RACHEL MARTIN, HOST:
The roughly 77 million Christians who form the worldwide Anglican Communion are getting a new spiritual leader. Rowan Williams, the archbishop of Canterbury, announced this past week that he is stepping down at the end of the year. Vicki Barker reports on how ordinary Anglicans see the change.
(SOUNDBITE OF MUSIC)
VICKI BARKER, BYLINE: The 11 o'clock service at Christ Church Turnham Green in West London. Vicar Richard Moy presides over that rare thing in the Church of England - a thriving congregation.
RICHARD MOY: Apparently, the one common denominator of a growing church, according to national statistics, is a drum kit. We proudly have one on display.
BARKER: The archbishop of Canterbury is a largely distant figure in a vicar's daily life, Moy says. But he can still have a big impact.
MOY: If you have an archbishop who's confidently portraying the faith and enabling other people to access some of the big questions, the difficult questions - through TV, radio - then that really helps on the ground level.
BARKER: Rowan Williams' own track record on that score has been mixed. Widely seen as a holy - some say saintly - man, Williams is also primarily a scholar, whose natural home is the seminar room. That's why Churchwarden Jan Tellick thinks he's done the right thing in stepping down.
JAN TELLICK: My personal view is it's probably good. I think he's a wonderful man, wonderfully intelligent, wonderful academic, but he's not a great communicator.

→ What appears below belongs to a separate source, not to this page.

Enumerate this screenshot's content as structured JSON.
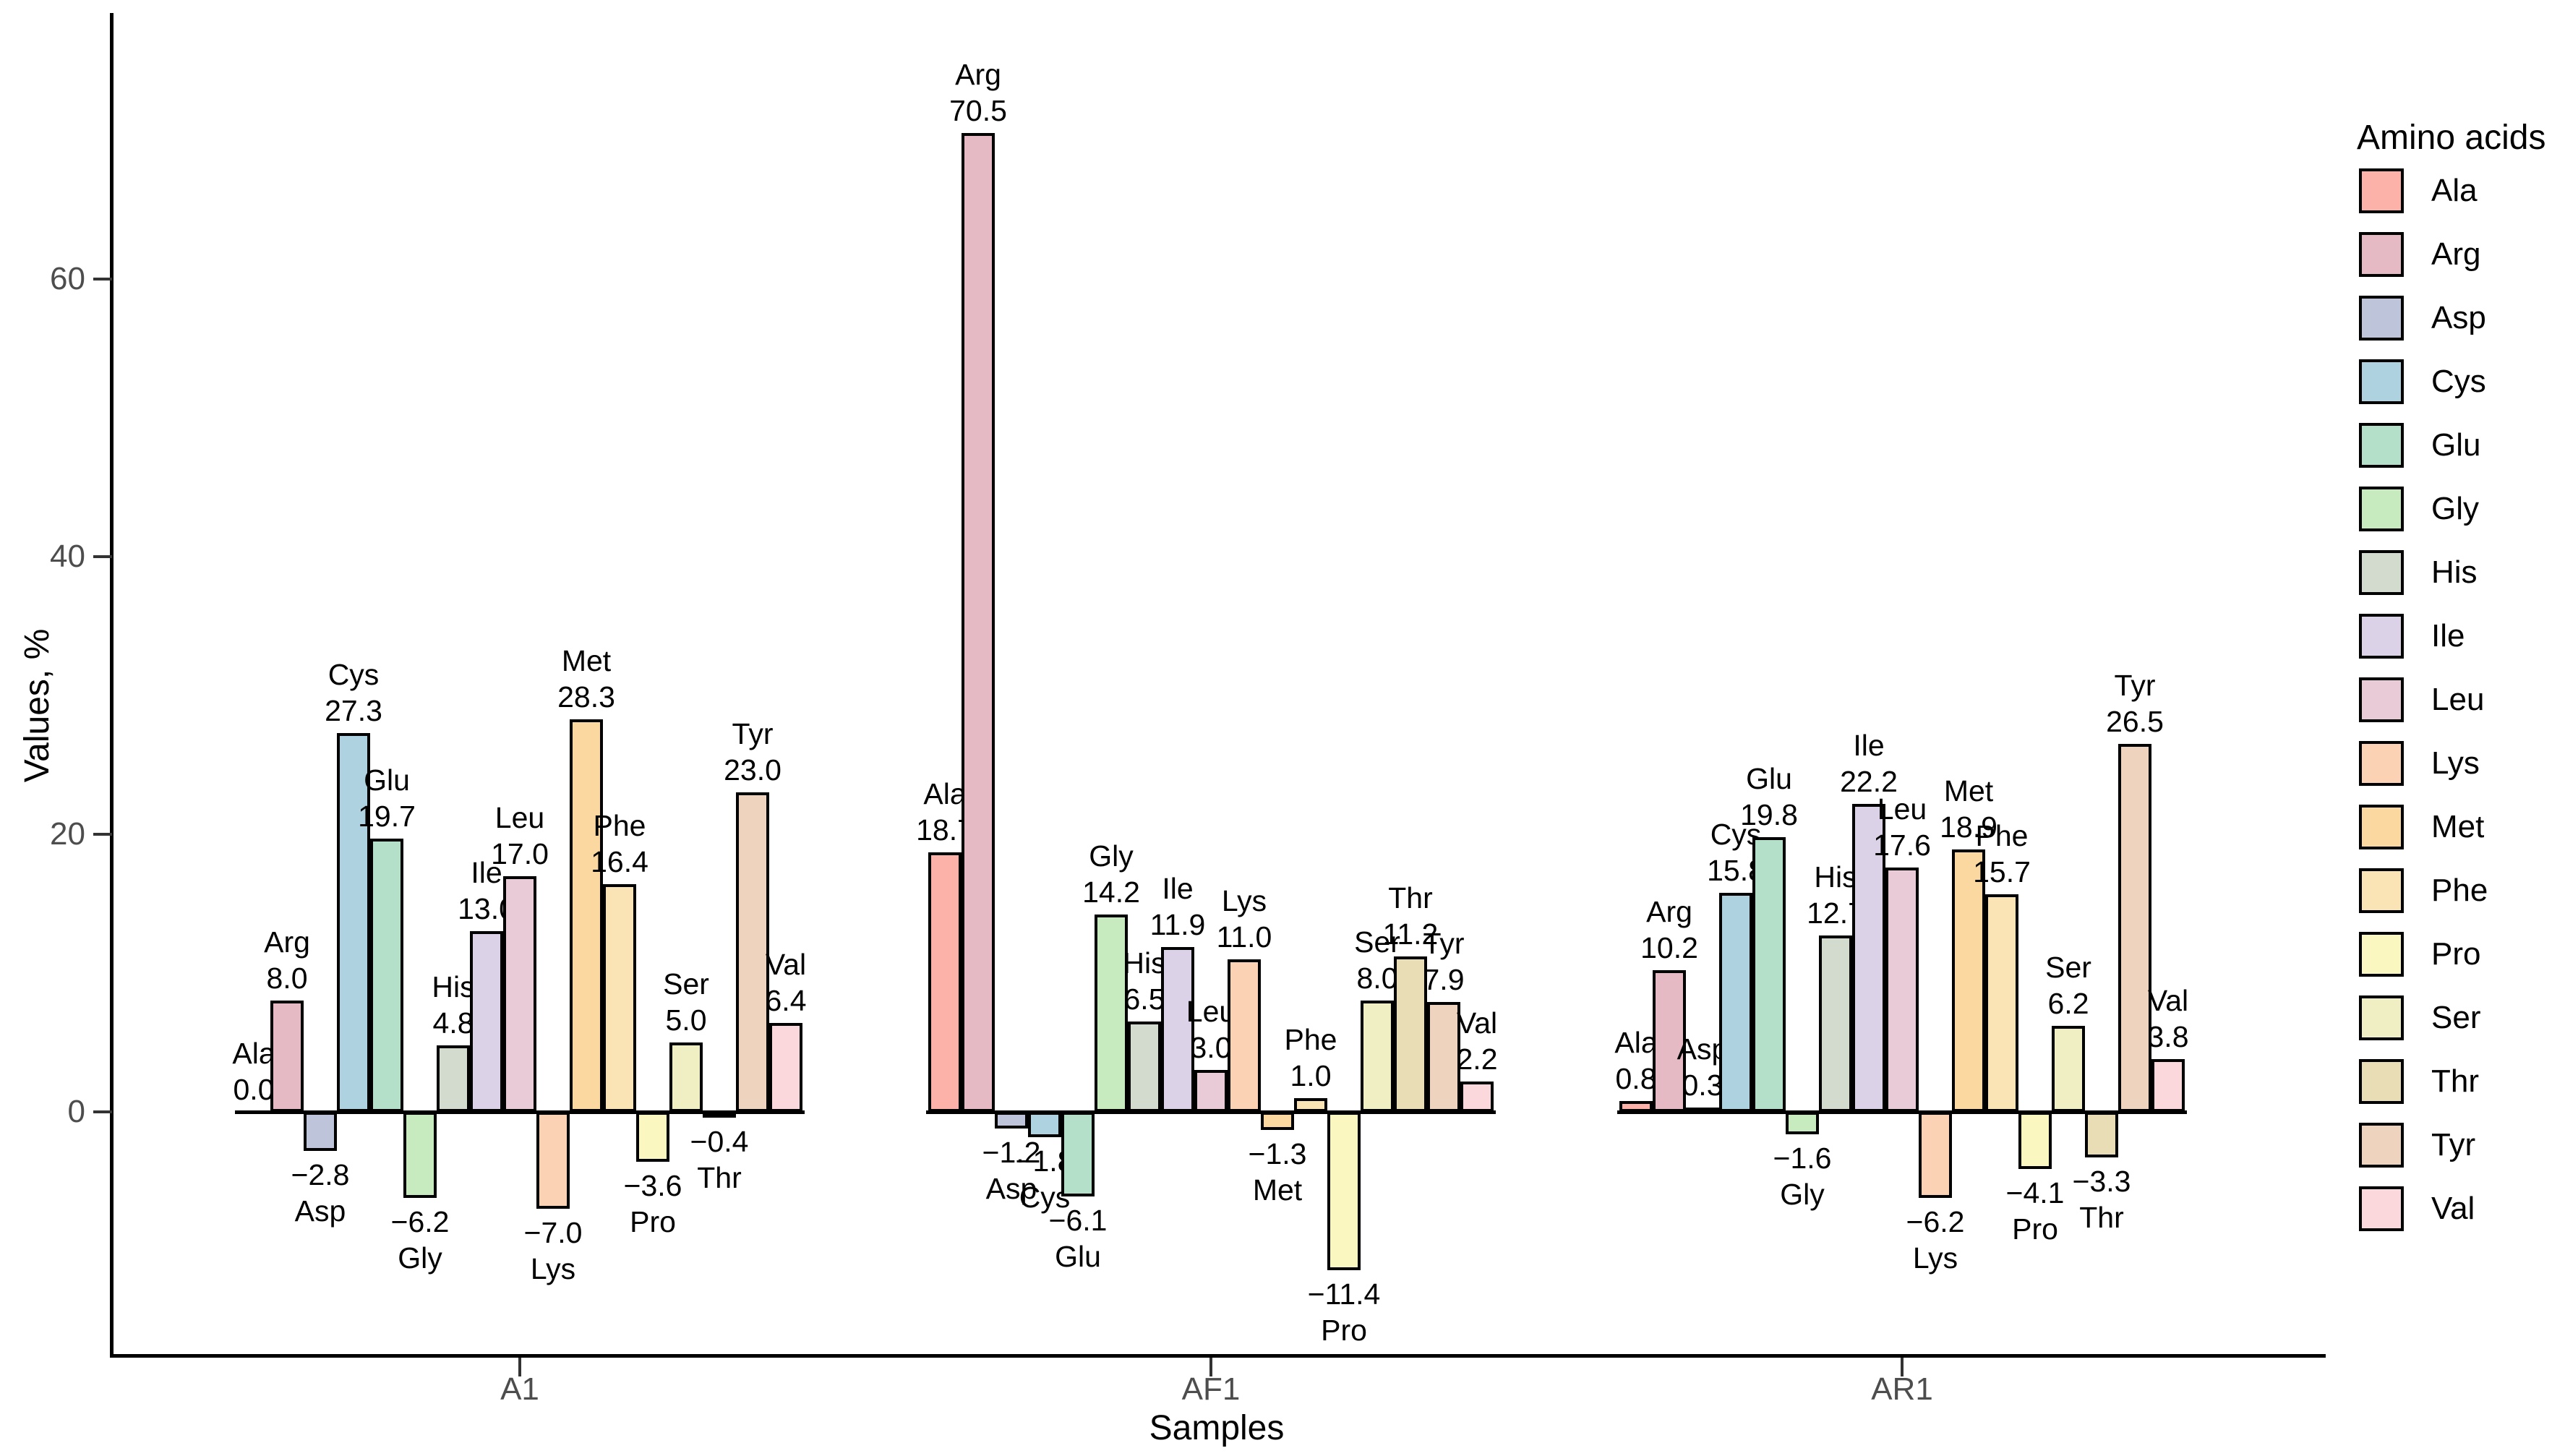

BARKER: Here's what Britain's media have communicated about Williams: that his last-ditch attempt to prevent schism - a moratorium on appointing any more openly gay bishops - was about to be defeated, that he has ultimately failed to heal the breach between liberals in the shrinking North American Church and the far more conservative - and fastest growing - African congregations.
(SOUNDBITE OF MUSIC)
BARKER: But to many in the pews here in Britain, those issues are tangential to what they see as more central Christian concerns of alleviating physical and spiritual poverty. And players on both sides of Anglicanism's ideological divide here have so far declined to score partisan points over Williams' departure - a reminder that replacing an archbishop of Canterbury is not like selecting an American presidential nominee. Worshipper Phil Quenby has some advice for the next archbishop of Canterbury.
PHIL QUENBY: Controversy about homosexuality or any other issue - those things in themselves are side issues. Go back to the central message. Stick firm with that, and everything else will come right.
BARKER: There is a growing sense among British Anglicans that the way things will come right is for the different sides to go their separate ways. That will be a matter for Rowan Williams' successor. Williams himself has said that whoever holds the job of archbishop needs the constitution of an ox and the hide of a rhinoceros. For NPR News, I'm Vicki Barker in London.